Writing controller tests gives your application permission to lie to you. Some reasons:
controller tests are not executed in the environment they are run in. i.e. they are not at the end of a rack middleware stack, so things like users are not available when using devise (as a single, simple example). As Rails moves more to a rack based setup, more rack middlewares are used, and your environment deviates increasingly from the 'unit' behaviour.

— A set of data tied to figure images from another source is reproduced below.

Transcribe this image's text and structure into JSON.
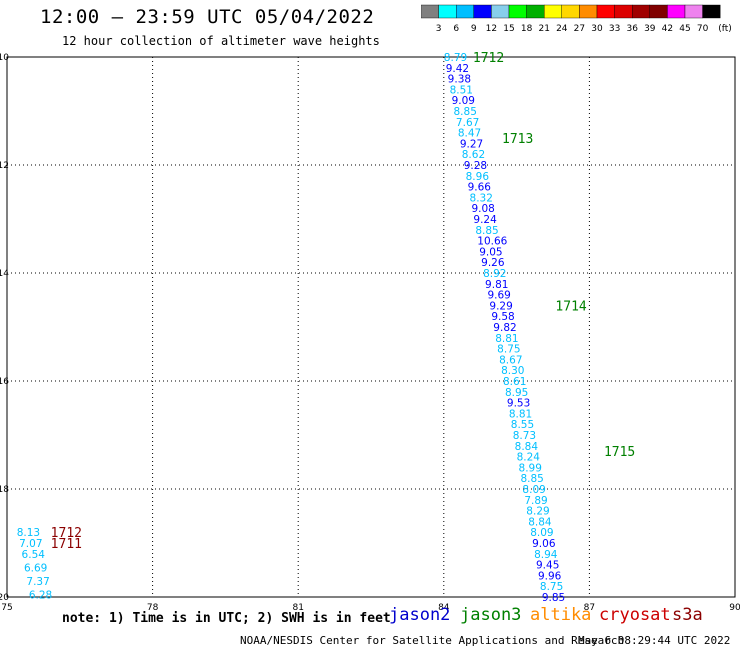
{
  "header": {
    "title": "12:00 – 23:59 UTC 05/04/2022",
    "subtitle": "12 hour collection of altimeter wave heights"
  },
  "colorbar": {
    "labels": [
      "3",
      "6",
      "9",
      "12",
      "15",
      "18",
      "21",
      "24",
      "27",
      "30",
      "33",
      "36",
      "39",
      "42",
      "45",
      "70"
    ],
    "unit": "(ft)",
    "colors": [
      "#808080",
      "#00ffff",
      "#00bfff",
      "#0000ff",
      "#87ceeb",
      "#00ff00",
      "#00b000",
      "#ffff00",
      "#ffd700",
      "#ff8c00",
      "#ff0000",
      "#dc0000",
      "#a00000",
      "#800000",
      "#ff00ff",
      "#ee82ee",
      "#000000"
    ]
  },
  "footer": {
    "note": "note: 1) Time is in UTC; 2) SWH is in feet",
    "satellites": [
      {
        "name": "jason2",
        "color": "#0000cc"
      },
      {
        "name": "jason3",
        "color": "#008000"
      },
      {
        "name": "altika",
        "color": "#ff8c00"
      },
      {
        "name": "cryosat",
        "color": "#cc0000"
      },
      {
        "name": "s3a",
        "color": "#8b0000"
      }
    ],
    "credit": "NOAA/NESDIS Center for Satellite Applications and Research",
    "timestamp": "May  6 08:29:44 UTC 2022"
  },
  "chart_data": {
    "type": "scatter",
    "xlim": [
      75,
      90
    ],
    "ylim": [
      -20,
      -10
    ],
    "x_ticks": [
      "75",
      "78",
      "81",
      "84",
      "87",
      "90"
    ],
    "y_ticks": [
      "-10",
      "-12",
      "-14",
      "-16",
      "-18",
      "-20"
    ],
    "grid": true,
    "series": [
      {
        "name": "jason3",
        "text_color": "#008000",
        "track_labels": [
          {
            "text": "1712",
            "x": 84.6,
            "y": -10.0
          },
          {
            "text": "1713",
            "x": 85.2,
            "y": -11.5
          },
          {
            "text": "1714",
            "x": 86.3,
            "y": -14.6
          },
          {
            "text": "1715",
            "x": 87.3,
            "y": -17.3
          }
        ],
        "points": [
          {
            "x": 84.0,
            "y": -10.0,
            "v": 8.79,
            "c": "#00bfff"
          },
          {
            "x": 84.04,
            "y": -10.2,
            "v": 9.42,
            "c": "#0000ff"
          },
          {
            "x": 84.08,
            "y": -10.4,
            "v": 9.38,
            "c": "#0000ff"
          },
          {
            "x": 84.12,
            "y": -10.6,
            "v": 8.51,
            "c": "#00bfff"
          },
          {
            "x": 84.16,
            "y": -10.8,
            "v": 9.09,
            "c": "#0000ff"
          },
          {
            "x": 84.2,
            "y": -11.0,
            "v": 8.85,
            "c": "#00bfff"
          },
          {
            "x": 84.25,
            "y": -11.2,
            "v": 7.67,
            "c": "#00bfff"
          },
          {
            "x": 84.29,
            "y": -11.4,
            "v": 8.47,
            "c": "#00bfff"
          },
          {
            "x": 84.33,
            "y": -11.6,
            "v": 9.27,
            "c": "#0000ff"
          },
          {
            "x": 84.37,
            "y": -11.8,
            "v": 8.62,
            "c": "#00bfff"
          },
          {
            "x": 84.41,
            "y": -12.0,
            "v": 9.28,
            "c": "#0000ff"
          },
          {
            "x": 84.45,
            "y": -12.2,
            "v": 8.96,
            "c": "#00bfff"
          },
          {
            "x": 84.49,
            "y": -12.4,
            "v": 9.66,
            "c": "#0000ff"
          },
          {
            "x": 84.53,
            "y": -12.6,
            "v": 8.32,
            "c": "#00bfff"
          },
          {
            "x": 84.57,
            "y": -12.8,
            "v": 9.08,
            "c": "#0000ff"
          },
          {
            "x": 84.61,
            "y": -13.0,
            "v": 9.24,
            "c": "#0000ff"
          },
          {
            "x": 84.65,
            "y": -13.2,
            "v": 8.85,
            "c": "#00bfff"
          },
          {
            "x": 84.69,
            "y": -13.4,
            "v": 10.66,
            "c": "#0000ff"
          },
          {
            "x": 84.73,
            "y": -13.6,
            "v": 9.05,
            "c": "#0000ff"
          },
          {
            "x": 84.77,
            "y": -13.8,
            "v": 9.26,
            "c": "#0000ff"
          },
          {
            "x": 84.81,
            "y": -14.0,
            "v": 8.92,
            "c": "#00bfff"
          },
          {
            "x": 84.85,
            "y": -14.2,
            "v": 9.81,
            "c": "#0000ff"
          },
          {
            "x": 84.9,
            "y": -14.4,
            "v": 9.69,
            "c": "#0000ff"
          },
          {
            "x": 84.94,
            "y": -14.6,
            "v": 9.29,
            "c": "#0000ff"
          },
          {
            "x": 84.98,
            "y": -14.8,
            "v": 9.58,
            "c": "#0000ff"
          },
          {
            "x": 85.02,
            "y": -15.0,
            "v": 9.82,
            "c": "#0000ff"
          },
          {
            "x": 85.06,
            "y": -15.2,
            "v": 8.81,
            "c": "#00bfff"
          },
          {
            "x": 85.1,
            "y": -15.4,
            "v": 8.75,
            "c": "#00bfff"
          },
          {
            "x": 85.14,
            "y": -15.6,
            "v": 8.67,
            "c": "#00bfff"
          },
          {
            "x": 85.18,
            "y": -15.8,
            "v": 8.3,
            "c": "#00bfff"
          },
          {
            "x": 85.22,
            "y": -16.0,
            "v": 8.61,
            "c": "#00bfff"
          },
          {
            "x": 85.26,
            "y": -16.2,
            "v": 8.95,
            "c": "#00bfff"
          },
          {
            "x": 85.3,
            "y": -16.4,
            "v": 9.53,
            "c": "#0000ff"
          },
          {
            "x": 85.34,
            "y": -16.6,
            "v": 8.81,
            "c": "#00bfff"
          },
          {
            "x": 85.38,
            "y": -16.8,
            "v": 8.55,
            "c": "#00bfff"
          },
          {
            "x": 85.42,
            "y": -17.0,
            "v": 8.73,
            "c": "#00bfff"
          },
          {
            "x": 85.46,
            "y": -17.2,
            "v": 8.84,
            "c": "#00bfff"
          },
          {
            "x": 85.5,
            "y": -17.4,
            "v": 8.24,
            "c": "#00bfff"
          },
          {
            "x": 85.54,
            "y": -17.6,
            "v": 8.99,
            "c": "#00bfff"
          },
          {
            "x": 85.58,
            "y": -17.8,
            "v": 8.85,
            "c": "#00bfff"
          },
          {
            "x": 85.62,
            "y": -18.0,
            "v": 8.09,
            "c": "#00bfff"
          },
          {
            "x": 85.66,
            "y": -18.2,
            "v": 7.89,
            "c": "#00bfff"
          },
          {
            "x": 85.7,
            "y": -18.4,
            "v": 8.29,
            "c": "#00bfff"
          },
          {
            "x": 85.74,
            "y": -18.6,
            "v": 8.84,
            "c": "#00bfff"
          },
          {
            "x": 85.78,
            "y": -18.8,
            "v": 8.09,
            "c": "#00bfff"
          },
          {
            "x": 85.82,
            "y": -19.0,
            "v": 9.06,
            "c": "#0000ff"
          },
          {
            "x": 85.86,
            "y": -19.2,
            "v": 8.94,
            "c": "#00bfff"
          },
          {
            "x": 85.9,
            "y": -19.4,
            "v": 9.45,
            "c": "#0000ff"
          },
          {
            "x": 85.94,
            "y": -19.6,
            "v": 9.96,
            "c": "#0000ff"
          },
          {
            "x": 85.98,
            "y": -19.8,
            "v": 8.75,
            "c": "#00bfff"
          },
          {
            "x": 86.02,
            "y": -20.0,
            "v": 9.85,
            "c": "#0000ff"
          }
        ]
      },
      {
        "name": "s3a",
        "text_color": "#8b0000",
        "track_labels": [
          {
            "text": "1712",
            "x": 75.9,
            "y": -18.8
          },
          {
            "text": "1711",
            "x": 75.9,
            "y": -19.0
          }
        ],
        "points": [
          {
            "x": 75.2,
            "y": -18.8,
            "v": 8.13,
            "c": "#00bfff"
          },
          {
            "x": 75.25,
            "y": -19.0,
            "v": 7.07,
            "c": "#00bfff"
          },
          {
            "x": 75.3,
            "y": -19.2,
            "v": 6.54,
            "c": "#00bfff"
          },
          {
            "x": 75.35,
            "y": -19.45,
            "v": 6.69,
            "c": "#00bfff"
          },
          {
            "x": 75.4,
            "y": -19.7,
            "v": 7.37,
            "c": "#00bfff"
          },
          {
            "x": 75.45,
            "y": -19.95,
            "v": 6.28,
            "c": "#00bfff"
          }
        ]
      }
    ]
  }
}
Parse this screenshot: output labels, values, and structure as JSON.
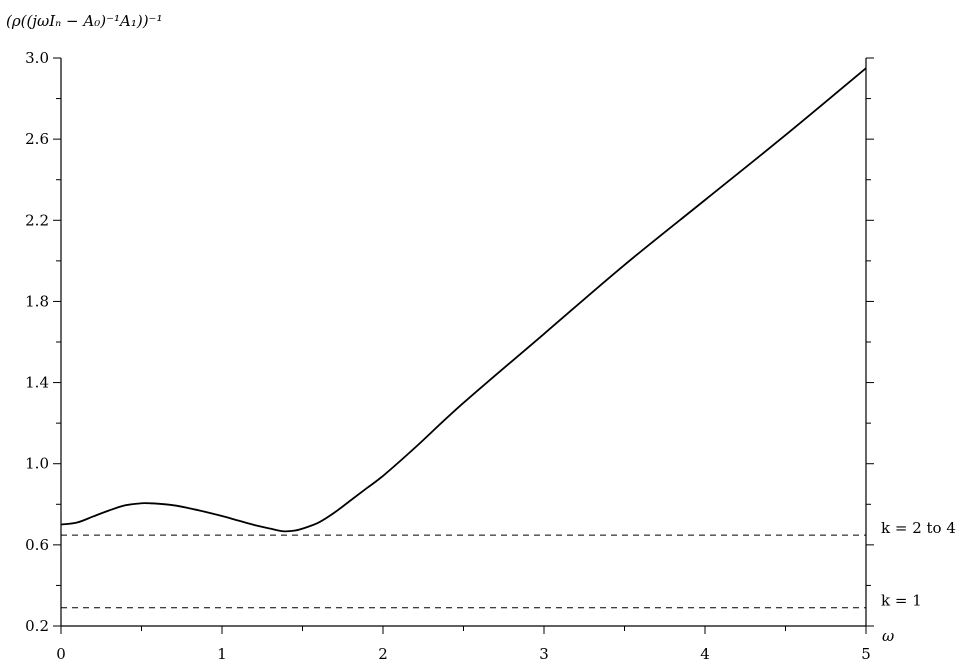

You're not testing the behaviour of your application, you're testing the implementation. By mocking and stubbing your way through, you're re-implementing implementation in spec form. One easy way to tell if you're doing this; if you don't change the expected behaviour of url response, but do change the implementation of the controller (maybe even map to a different controller), do your tests break? If they do, you're testing implementation not behaviour. You're also setting your self up to be lied to. When you stub and mock, there's no assurances that the mocks or stubs you've setup do what you think they do, or even if the methods they're pretending to be exists after refactoring occurs.
Calling controller methods is impossible via your applications 'public' api. The only way to get to a controller is via the stack, and the route. If you can't break it from a request via a url, is it really broken?
I use my tests as an assurance the my application is not going to break when I deploy it. Controller tests add nothing to my confidence that my application is indeed functional, and actually their presence decreases my confidence.
One other example, when testing your 'behaviour' of your application, do you care that a particular file template was rendered, or that a certain exception was raised, or instead is the behaviour of your application to return some stuff to the client with a particular status code?
Testing controllers (or views) increases the burden of tests that you impose on yourself, and means that the cost of refactoring is higher than it needs to be because of the potential to break tests.
Should you test? yes
There are gems that make testing controllers faster
http://blog.carbonfive.com/2010/12/10/speedy-test-iterations-for-rails-3-with-spork-and-guard/
Definitely test the controller. A few painfully learned rules of thumb:
mock out model objects
stub model object methods that your controller action uses
sacrifice lots of chickens.
I like to have a test on every controller method at least just to eliminate stupid syntax errors that may cause the page to blow up.
A lot of people seem to be moving towards the approach of using Cucumber for integration testing in place of writing controller and routing tests.